Modeling Computer Viruses
Luite Menno Pieter van Zelst

Abstract:
Computer viruses tap into a primordial human fear: that of loosing
control. The public fascination with viruses exceeds our fascination
with other ways in which we lose control over our computers, for
example random hardware faults. A probable cause is the perceived
prevalence of computer viruses: one expert website indicates that in
March 2008 the ‘NetSky’ virus was at 22 percent (!), although without
enlightening the reader what that means [45]. Another reason may be
the way that the virus disaster strikes: through infection. We feel
that we ought to be able to prevent it.

What simple rules should you and I follow to prevent our computers
from being infected? Here is a common view: buy and install a virus
scanner, adware scanner, email scanner, firewall, etc. On top of that,
we might want to tell a commercial company what websites we visit, in
order to prevent visiting ‘suspect sites’. In short, we are willing to
hand over our money and our privacy to feel more secure.

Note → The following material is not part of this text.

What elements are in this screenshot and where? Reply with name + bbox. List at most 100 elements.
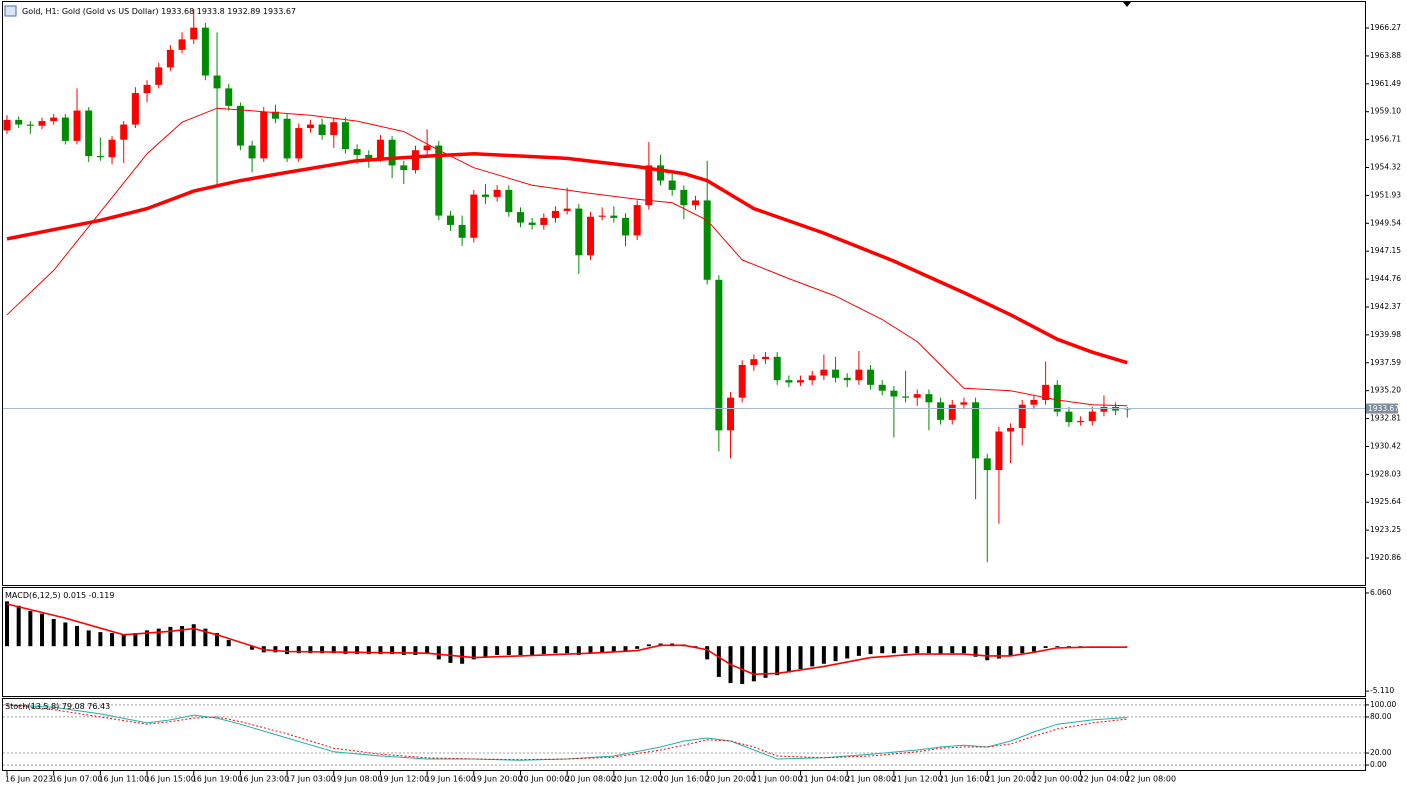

Still disaster may strike. And perhaps we have good reason to be
pessimistic, for it has long since been established that “virus
detection is undecidable”. However, we would like to impress upon you
that such a claim is very imprecise and based on a mathematical
abstraction. In its entirety, the claim should be read as: “given any
machine of infinite capacity and any program, can we decide whether
the program is a virus for that machine?” The claim then is that we
cannot. This might lead us to be overly pessimistic when we consider
the question whether for a specific type of computer we can detect
viruses within a specific class of programs.

The claim that virus detection is undecidable is based on one seminal
work. In 1985 Fred Cohen wrote his doctoral thesis entitled “Computer
viruses”. He was the first to use the words “computer viruses” and
he proved the undecidability of virus detection. Cohen based his
‘undecidability’ result on a formal model of computer viruses. In his
model, viruses are represented as ‘sequences of symbols’ and computers
are represented as ‘Turing machines’. Are these representations
appropriate? For if they are not so, Cohen’s undecidability result is
on loose ground.

The purpose of this thesis is to examine the following question: How
can we adequately model computers and computer viruses? To that end we
ask ourselves: Are computers adequately represented by Turing
machines? What ingredients are essential for modeling computers? What
are computer programs? What are computer viruses?